Привет, Сэд, тебе когда-нибудь доводилось отсылать факсы, находясь под кислотой? Это жутко, приятель, просто жутко. Я пробовал уже четыре раза, и мне кажется, я отправил вот эти самые страницы по крайней мере по трем адресам в разных точках мира: в ЦРУ, Скотленд-Ярд и Финскую полицию! Какая разница — куда, кому. В такую-то минуту, как говорится, в бурю любой порт хорош. Кто-то же должен это прочитать, а? Тут что-то наклевывается, что-то наглючивается, ха-ха-ха! Сейчас я держусь за край стола, чувствую, как ползет древесина под пальцами. Я вижу все ее шероховатости, все зазубринки, все царапинки, — черт возьми, это будто прозрение! Кто-то вынул мои глаза и вставил взамен микроскопы. Да, приятель, именно такое у меня ощущение. Оно уносит вспять, это чувство, к утробному и первородному вою. Я не дитя шестидесятых, нет, я рос в семидесятые, и все твердят мне, что настоящие времена — ну, когда все начиналось, — я пропустил. Но я не уверен, так ли это, совсем не уверен. Может, люди и не были тогда настолько обдолбанными, чтобы задумываться о чем-то, но наверняка они были-таки обдолбанными настолько, что просто ничего не могли изменить. Упс, говорю я, кислотная честность прет изо всех дыр, ударяет промеж глаз, бьет по морде. Кого я дурачу, приятель, я просто сижу здесь, мертвой хваткой вцепившись в стол, а знаешь, что делает Томный, знаешь, что делает этот печальный красавец? Разговаривает? Думаешь, он разговаривает, жжет меня своим глаголом, думаешь, он внезапно, после стольких лет молчания, обрел дар речи и принялся описывать, как Гюисманс,[19] мельчайшие подробности своего окружения, подбирая тончайшие определения для природы и природы вещей? Чушь, приятель, ничего подобного. Он расхаживает по комнате, кружит по ней, делая семь огромных шагов вдоль одной стены, затем шесть шагов, потом девять, потом снова семь. Он их считает — я знаю, — хотя с его губ не слетает ни звука. Я пытался считать вслух за него, но сбился после четырех, и теперь он снова шагает сам по себе. Я опоздал на пароход, Сэд, еще надеюсь поймать его на обратном пути, поймать тебя на обратном пути. Давай попозже, Сэд, а пока хватит тюкать на этой машинке, ладно?

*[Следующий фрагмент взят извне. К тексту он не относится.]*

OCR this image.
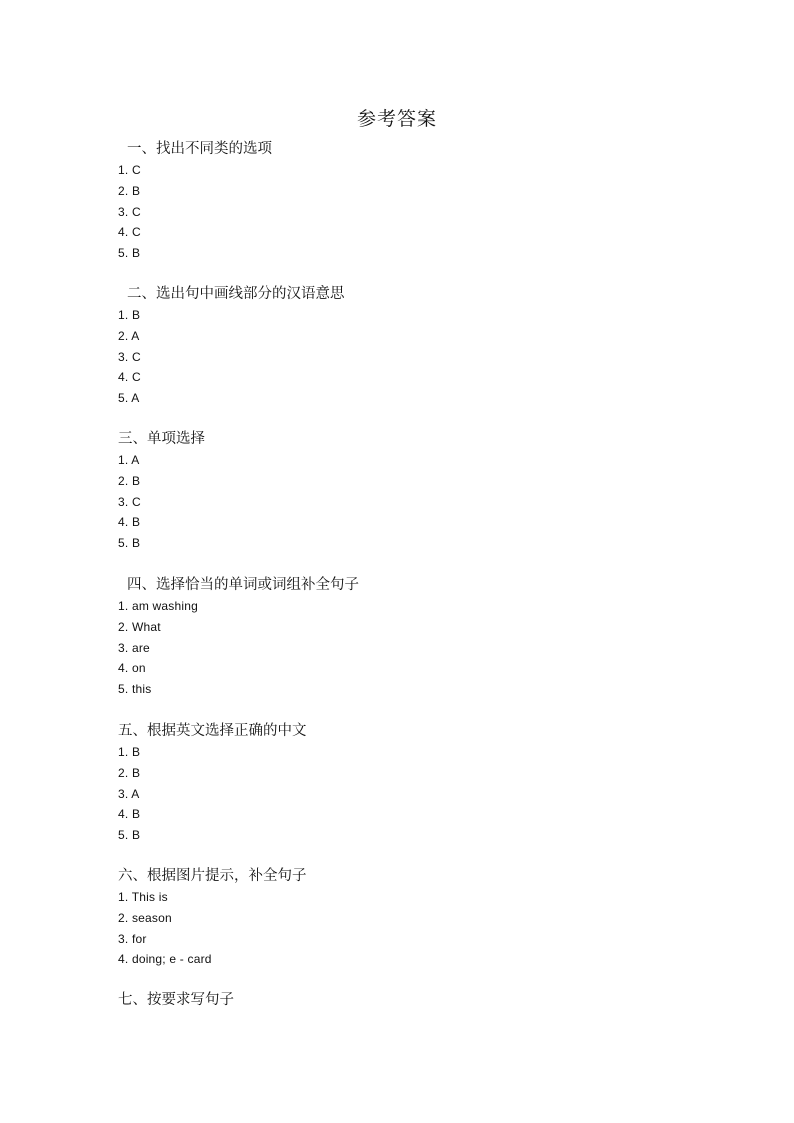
参考答案
一、找出不同类的选项
1. C
2. B
3. C
4. C
5. B
二、选出句中画线部分的汉语意思
1. B
2. A
3. C
4. C
5. A
三、单项选择
1. A
2. B
3. C
4. B
5. B
四、选择恰当的单词或词组补全句子
1. am washing
2. What
3. are
4. on
5. this
五、根据英文选择正确的中文
1. B
2. B
3. A
4. B
5. B
六、根据图片提示，补全句子
1. This is
2. season
3. for
4. doing; e - card
七、按要求写句子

Когда я вхожу на Дичкову половину зала, мне навстречу светят два ярких огонька. Точнее говоря, две автомобильные фары.

— Доктор, у вас есть машина?

— Да.

— Вы куда-нибудь на ней поедете?

— Пока не собираюсь, а что?

— Тогда можно нам взять фары?

Казалось, Синт готова разобрать на части мою машину.

— Я уже думал об этом, но, боюсь, там даже стерео нет, даже радио.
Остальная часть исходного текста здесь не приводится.